Wow. The first 3 months goes QUICK.
It has been filled with so much learning, trial and error. I have so much more respect and understanding for all mums and dads out there. You guys, life is tough, bringing up a newborn is tougher, and the best part is, you never do it alone, there are literally thousands of other mums and dads going through the exact same thing!!
There is one thought I always think when it’s 2am and also the 5th time I’ve been up, and it’s so comforting to think that there are so many other mums/dads up at the same time. I’m not going through this alone, there is 100% chance there is another mum up, feeding her baby too. It actually stops me from feeling sorry for myself, which is good, I can just get on with life, rather than whine and whinge (even though I still sometimes do).
Julian is a hungry baby. He feeds every 2 hours at night! For the last 3 months, every night, I have been sleeping in blocks of 1.5-2hrs. It’s ageing me. If I am lucky, there will be a 3 hr block, or Brodie will take Julian in the morning on the weekend so I can sleep in. “Sleeping when the baby sleeps” is not a thing. I can’t do it. It’s like I’m so tired i’m overtired and then can’t switch off….. ANYWAY, I could go on and on and on abut how shitty my sleep is, but the thing is, it will pass. It won’t last for much longer, and I will get my sleep back eventually. I’m blogging this to share and hopefully there’s a mum out there reading this thinking…. thank god it’s not just my baby who doesn’t sleep through the night!

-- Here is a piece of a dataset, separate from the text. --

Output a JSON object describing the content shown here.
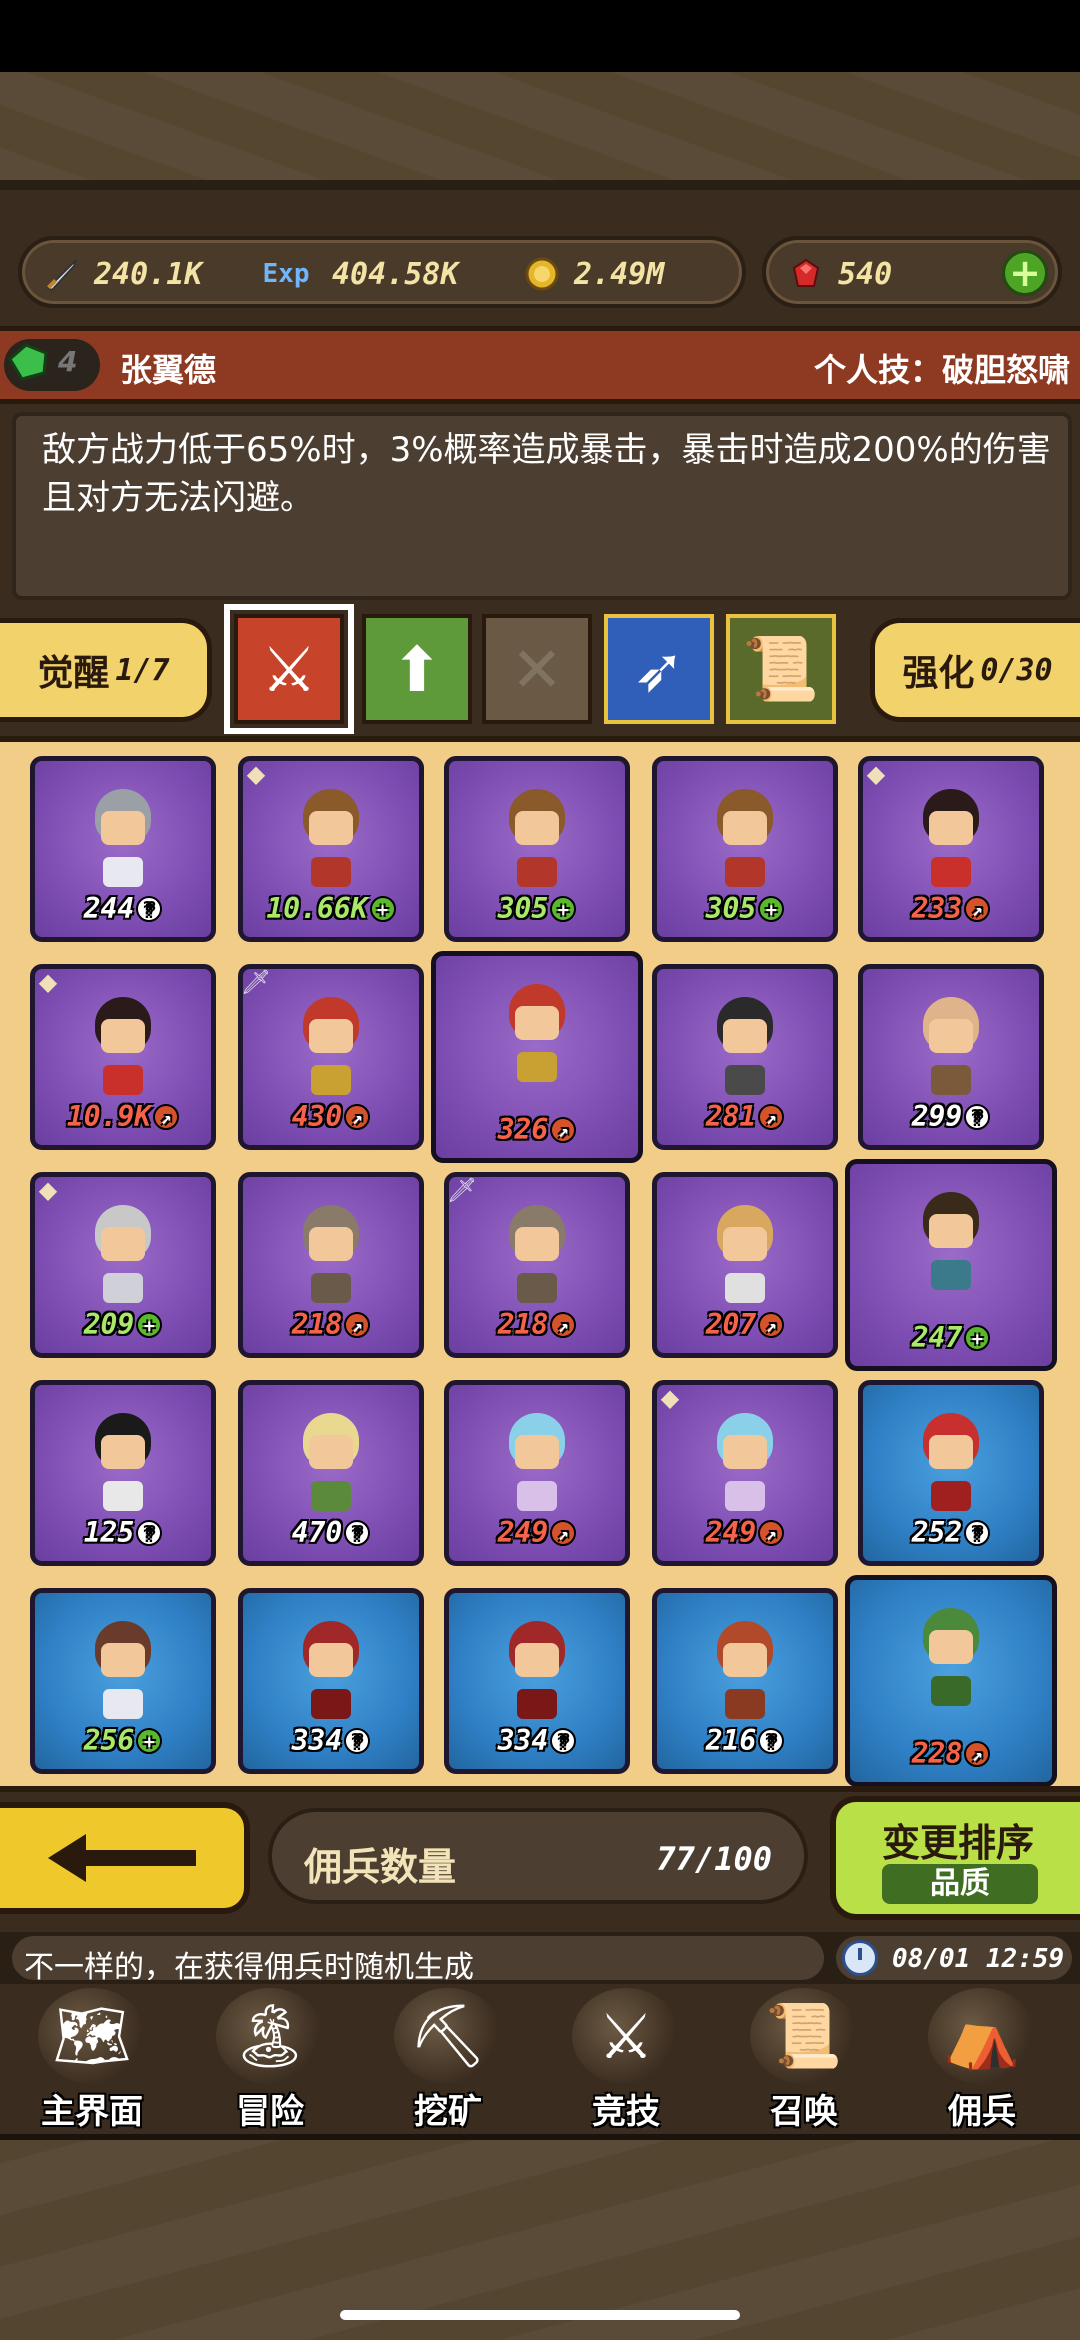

So here we go, I am in no way an expert, but these following things have helped me navigate the first 3 months.
Here are my top tips to survive the first 3 months:
1. Communication with your partner. I’m pretty sure I cried for the first 3 weeks. Probably just hormonal, but it’s so overwhelming. Having Brodie there and being able to share how I was feeling was really important. Discussing who would cook dinner, or clean up (or not clean up) really helped us establish a good night time routine and keep me feeling sane.
2. Cuddle with LOVE. Your baby is crying and you don’t know why. It’s easy to get frustrated and want to ask your baby WHYYYYYY. One thing that really worked for us, was cuddling Julian with love. Speaking to him in a soft, soothing voice, and projecting so much love towards him. Babies don’t cry to piss us off, they cry for so many reasons, and sometimes they just want to know they are safe!
3. Support. Make sure you have some support, whether its your parents, a friend, someone a phone call away, a Facebook group, a mothers group, the in-laws, the neighbours…. anyone who can lend a kind word, or come over for an hour to help out. At some point, you will need to rely on people, and that’s ok. Remember, it takes a village.
4. Listen to your body. Don’t go and join an 8 week challenge/run 10kms/do a HIIT class 6 weeks after giving birth if you are still exhausted and recovering. Statistics show that it takes almost a year for the body to completely heal, not that you should wait a year, but if there’s one thing I would recommend, it’s get checked out by a Women’s Health Physio once you feel ready commence exercise.
5. It will pass. TIME WILL PASS. In the blink of an eye, your baby will be a teenager. Those sleepless nights will pass, you will eventually get sleep, the tough times will pass, and you may even get your body back (with the right guidance).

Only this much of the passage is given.